In yesterday’s Daily Journal column, John Hood argued that there is a case to be made for preschool programs that target low-income children. He wrote,
Since the 1960s, several small-scale experiments have demonstrated the potential long-term benefits of intervening early in the lives of poor children who lack stable, two-parent families. Children who lack support at home tend to perform poorly in school, fail grades, and fail to graduate. Some of them, in turn, have children out-of-wedlock, become drug or alcohol abusers, become welfare recipients rather than workers, and enter the criminal justice system.
Hood observed that children from higher income and/or stable families usually receive little benefit from preschool interventions. Thus, state lawmakers, who recently proposed changes to NC Pre-K eligibility requirements, had the right idea. North Carolina’s system of pre-kindergarten programs should focus on serving the needest kids.
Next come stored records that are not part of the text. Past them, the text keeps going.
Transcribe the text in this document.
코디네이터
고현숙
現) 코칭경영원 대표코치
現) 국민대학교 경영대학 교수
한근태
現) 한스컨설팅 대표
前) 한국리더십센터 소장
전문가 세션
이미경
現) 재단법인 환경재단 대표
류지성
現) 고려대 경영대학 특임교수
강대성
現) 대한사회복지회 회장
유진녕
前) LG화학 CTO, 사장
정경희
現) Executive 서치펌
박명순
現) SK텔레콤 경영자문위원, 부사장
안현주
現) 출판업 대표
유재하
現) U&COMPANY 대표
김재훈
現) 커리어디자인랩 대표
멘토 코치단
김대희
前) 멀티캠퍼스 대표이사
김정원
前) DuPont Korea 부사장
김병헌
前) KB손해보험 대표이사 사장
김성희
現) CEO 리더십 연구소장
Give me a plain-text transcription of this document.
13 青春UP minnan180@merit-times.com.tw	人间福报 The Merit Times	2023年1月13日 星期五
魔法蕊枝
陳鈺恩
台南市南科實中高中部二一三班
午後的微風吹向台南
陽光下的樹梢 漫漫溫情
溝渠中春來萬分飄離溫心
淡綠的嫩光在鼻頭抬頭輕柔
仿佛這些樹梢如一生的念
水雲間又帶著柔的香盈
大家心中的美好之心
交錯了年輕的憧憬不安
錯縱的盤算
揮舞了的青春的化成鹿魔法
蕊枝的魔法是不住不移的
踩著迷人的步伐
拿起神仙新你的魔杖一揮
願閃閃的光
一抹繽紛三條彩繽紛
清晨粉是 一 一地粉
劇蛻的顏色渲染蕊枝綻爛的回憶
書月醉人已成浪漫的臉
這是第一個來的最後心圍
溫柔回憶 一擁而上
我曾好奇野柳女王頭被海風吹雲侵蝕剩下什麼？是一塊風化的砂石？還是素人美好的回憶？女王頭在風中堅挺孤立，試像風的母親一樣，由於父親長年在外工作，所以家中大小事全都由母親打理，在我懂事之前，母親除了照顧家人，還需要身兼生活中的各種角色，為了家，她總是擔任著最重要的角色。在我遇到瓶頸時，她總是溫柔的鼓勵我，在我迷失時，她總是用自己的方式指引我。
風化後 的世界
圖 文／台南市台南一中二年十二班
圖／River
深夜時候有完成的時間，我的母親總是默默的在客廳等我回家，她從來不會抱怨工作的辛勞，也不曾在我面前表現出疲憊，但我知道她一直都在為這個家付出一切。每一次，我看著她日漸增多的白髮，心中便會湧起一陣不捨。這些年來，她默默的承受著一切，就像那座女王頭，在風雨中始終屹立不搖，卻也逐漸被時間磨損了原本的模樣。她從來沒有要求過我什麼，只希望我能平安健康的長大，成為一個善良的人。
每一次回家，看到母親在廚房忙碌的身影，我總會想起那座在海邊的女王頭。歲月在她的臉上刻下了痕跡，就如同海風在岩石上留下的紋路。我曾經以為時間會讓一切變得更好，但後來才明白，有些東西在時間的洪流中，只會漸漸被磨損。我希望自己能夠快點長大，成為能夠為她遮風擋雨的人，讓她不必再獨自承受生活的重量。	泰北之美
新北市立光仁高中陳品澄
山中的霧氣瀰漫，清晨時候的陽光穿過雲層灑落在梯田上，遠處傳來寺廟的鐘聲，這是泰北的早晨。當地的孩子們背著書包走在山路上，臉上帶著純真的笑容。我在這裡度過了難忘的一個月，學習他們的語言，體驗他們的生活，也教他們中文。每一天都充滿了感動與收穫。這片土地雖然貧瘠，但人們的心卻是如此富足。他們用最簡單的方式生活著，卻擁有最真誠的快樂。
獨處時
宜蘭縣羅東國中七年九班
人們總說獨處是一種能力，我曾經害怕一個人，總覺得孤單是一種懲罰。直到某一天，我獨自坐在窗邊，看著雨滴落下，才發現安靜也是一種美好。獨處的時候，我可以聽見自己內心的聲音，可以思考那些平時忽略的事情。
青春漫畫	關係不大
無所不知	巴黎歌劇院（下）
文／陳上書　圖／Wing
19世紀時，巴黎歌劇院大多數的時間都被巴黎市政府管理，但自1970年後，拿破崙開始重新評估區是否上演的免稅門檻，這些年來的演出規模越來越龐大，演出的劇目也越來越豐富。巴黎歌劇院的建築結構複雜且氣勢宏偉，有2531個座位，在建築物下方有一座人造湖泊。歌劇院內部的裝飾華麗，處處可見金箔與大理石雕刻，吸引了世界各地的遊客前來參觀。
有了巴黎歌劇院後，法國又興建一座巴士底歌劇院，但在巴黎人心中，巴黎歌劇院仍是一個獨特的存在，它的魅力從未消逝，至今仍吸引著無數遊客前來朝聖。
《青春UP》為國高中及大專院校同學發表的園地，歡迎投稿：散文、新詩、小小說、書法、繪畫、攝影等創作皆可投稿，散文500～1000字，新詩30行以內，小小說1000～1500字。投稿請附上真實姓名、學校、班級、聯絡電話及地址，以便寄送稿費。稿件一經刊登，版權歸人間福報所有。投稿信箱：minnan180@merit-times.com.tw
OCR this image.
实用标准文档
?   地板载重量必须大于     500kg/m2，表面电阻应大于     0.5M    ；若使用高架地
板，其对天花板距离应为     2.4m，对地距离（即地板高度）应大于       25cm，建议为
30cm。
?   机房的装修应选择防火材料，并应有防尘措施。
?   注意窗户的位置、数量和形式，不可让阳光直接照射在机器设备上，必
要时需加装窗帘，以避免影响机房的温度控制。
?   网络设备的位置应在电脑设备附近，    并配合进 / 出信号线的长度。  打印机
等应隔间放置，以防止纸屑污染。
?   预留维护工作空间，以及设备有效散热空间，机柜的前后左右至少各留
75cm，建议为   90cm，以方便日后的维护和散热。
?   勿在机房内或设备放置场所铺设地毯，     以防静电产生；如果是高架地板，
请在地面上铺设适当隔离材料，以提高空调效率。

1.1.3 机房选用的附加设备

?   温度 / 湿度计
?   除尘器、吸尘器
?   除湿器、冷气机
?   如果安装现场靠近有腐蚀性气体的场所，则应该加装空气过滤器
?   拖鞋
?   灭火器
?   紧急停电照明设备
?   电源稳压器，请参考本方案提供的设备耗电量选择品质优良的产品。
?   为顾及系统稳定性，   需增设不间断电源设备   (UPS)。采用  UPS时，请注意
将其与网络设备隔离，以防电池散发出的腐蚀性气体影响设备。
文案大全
A study published last week further supports Hood’s argument. Elliot M. Tucker-Drob of the University of Texas at Austin published “Preschools Reduce Early Academic-Achievement Gaps: A Longitudinal Twin Approach” in the February 2012 issue of Psychological Science. As a way to control for nature (genetic influences) and nurture (environmental influences), Tucker-Drob examined more than 600 pairs of identical and fraternal twins.
Coincidentally, John Hood has a twin brother, but I do not think they were part of the sample.
Anyway, Tucker-Drob found that preschool mitigated the effects of family environment among low-income children. Yet, the benefits of preschool did not extend to (relatively) wealthier classmates. According to the UT-Austin press release,
For children being raised in wealthier, and otherwise more advantaged, homes, there were no differences in tests scores between those who went to preschool and those who did not, Tucker-Drob found. But for children in disadvantaged homes, test scores were much higher if they went to preschool than if they stayed home.
In other words, changing NC Pre-K eligibility requirements to focus primarily on low-income children is a sound, research-based policy.